Go, said the bird, for the leaves were full of children,
Hidden excitedly, containing laughter.
Go, go, go, said the bird: human kind
Cannot bear very much reality.
Time past and time future
What might have been and what has been
Point to one end, which is always present.

     The late Ursula Le Guin, in her novel The Lathe of Heaven, about a man whose dreams have the power to alter reality, demurred:

     “There is a bird in a poem by T. S. Eliot who says that mankind cannot bear very much reality; but the bird is mistaken. A man can endure the entire weight of the universe for eighty years. It is unreality he cannot bear.”

     Perhaps both are correct. Perhaps the weight of the universe compels us to seek escapes. Virtually everyone has one or more places he goes to hide from reality. But one cannot endure all that much unreality either, whether it’s imposed upon him or he crafts it for himself.

     For my part, a dip into fiction so outré that one suspects the creator(s) of schizophrenia helps to relieve the pressures that arise from tedious daily, weekly, monthly, and yearly existence under the veil of Time. But in such a realm, where the rules are unboundedly fluid, there can be no planning, no organization, and no sense of security.
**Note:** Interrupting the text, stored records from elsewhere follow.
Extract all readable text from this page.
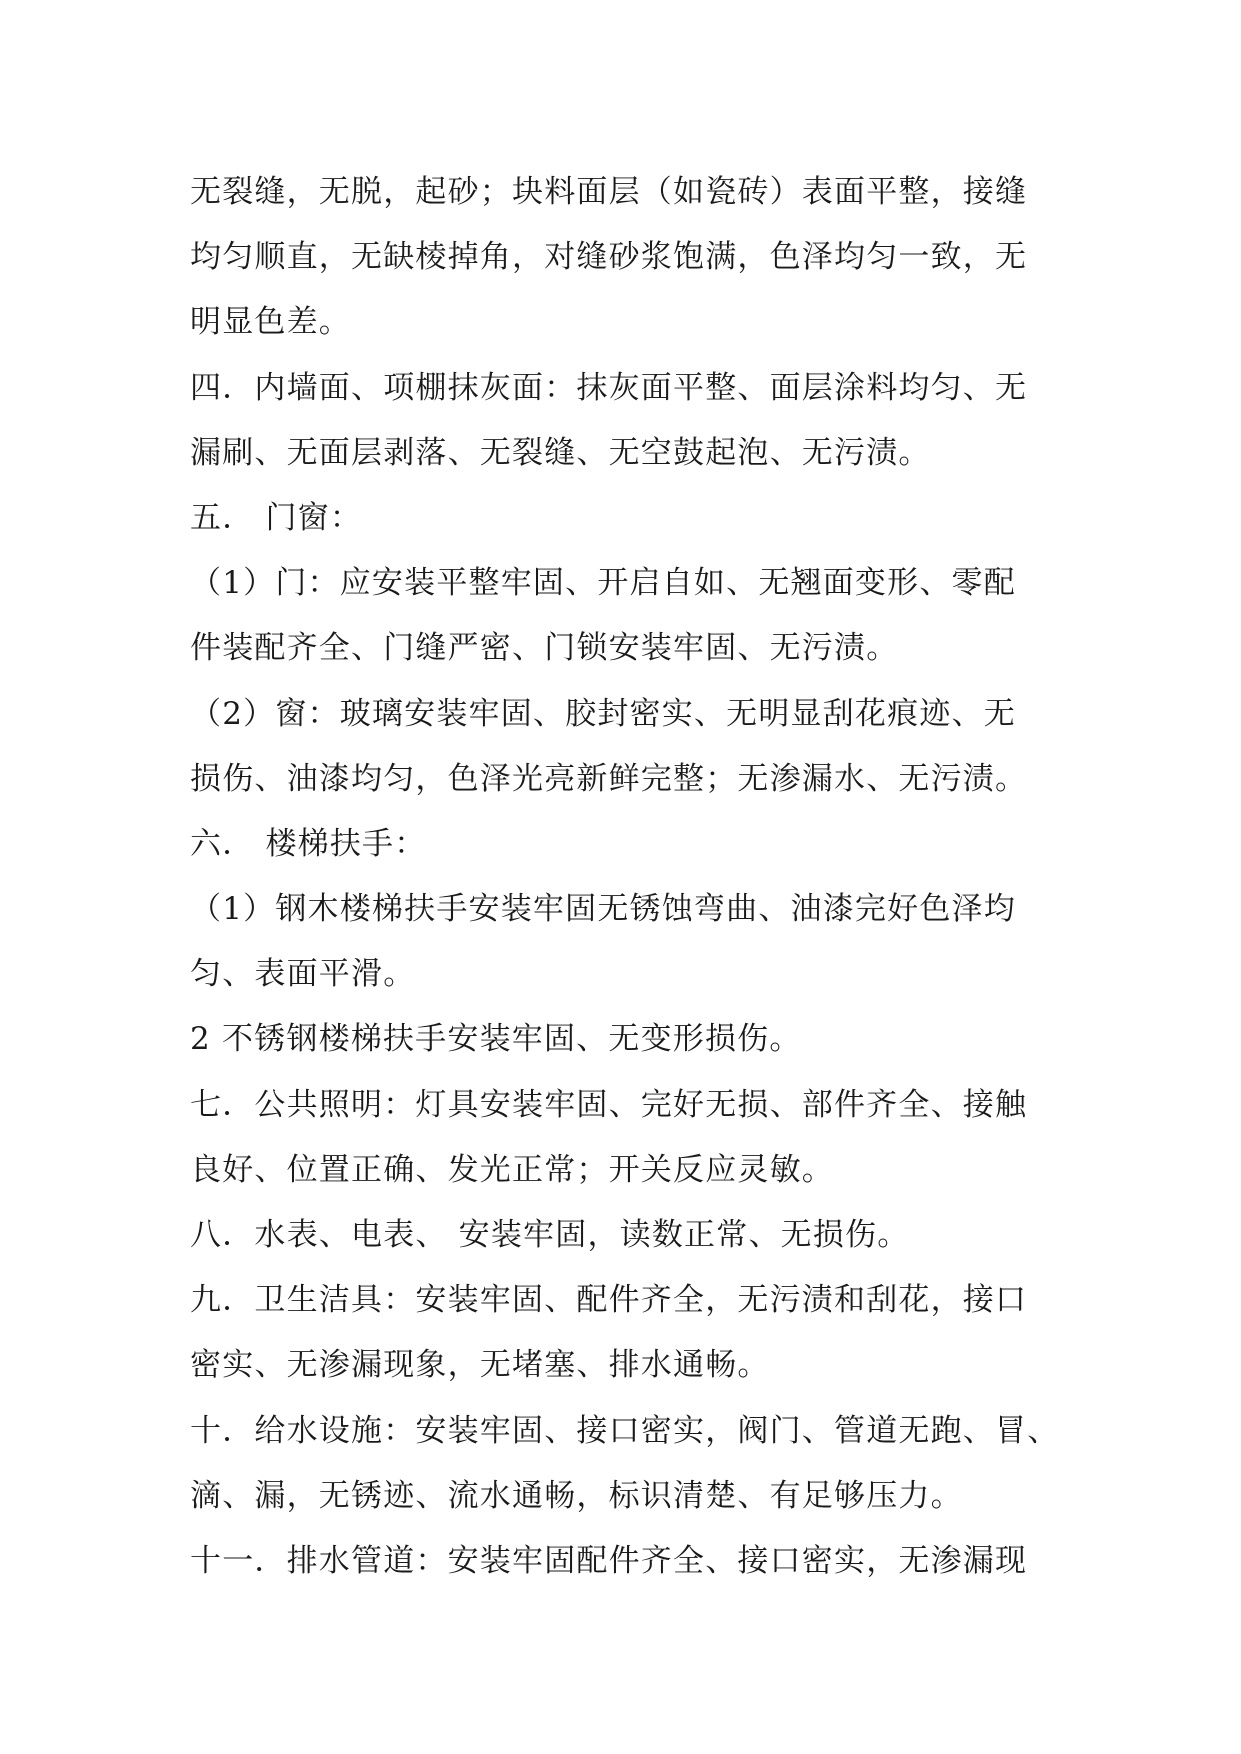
无裂缝，无脱，起砂；块料面层（如瓷砖）表面平整，接缝
均匀顺直，无缺棱掉角，对缝砂浆饱满，色泽均匀一致，无
明显色差。
四．内墙面、项棚抹灰面：抹灰面平整、面层涂料均匀、无
漏刷、无面层剥落、无裂缝、无空鼓起泡、无污渍。
五． 门窗：
（1）门：应安装平整牢固、开启自如、无翘面变形、零配
件装配齐全、门缝严密、门锁安装牢固、无污渍。
（2）窗：玻璃安装牢固、胶封密实、无明显刮花痕迹、无
损伤、油漆均匀，色泽光亮新鲜完整；无渗漏水、无污渍。
六． 楼梯扶手：
（1）钢木楼梯扶手安装牢固无锈蚀弯曲、油漆完好色泽均
匀、表面平滑。
2 不锈钢楼梯扶手安装牢固、无变形损伤。
七．公共照明：灯具安装牢固、完好无损、部件齐全、接触
良好、位置正确、发光正常；开关反应灵敏。
八．水表、电表、 安装牢固，读数正常、无损伤。
九．卫生洁具：安装牢固、配件齐全，无污渍和刮花，接口
密实、无渗漏现象，无堵塞、排水通畅。
十．给水设施：安装牢固、接口密实，阀门、管道无跑、冒、
滴、漏，无锈迹、流水通畅，标识清楚、有足够压力。
十一．排水管道：安装牢固配件齐全、接口密实，无渗漏现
Sooner or later one must retreat to mundane, commonplace, boring but reliable reality, where at least he can be certain that the egg cracked into the frying pan will not spontaneously turn into a machine gun, a door into a parallel universe, or a lobbyist or politician.

     What’s that you say? Why yes: it does help to have a few glasses of wine at both ends of such a “vacation.” I recommend Villa Bellangelo’s Seyval Blanc. But each to his own tastes.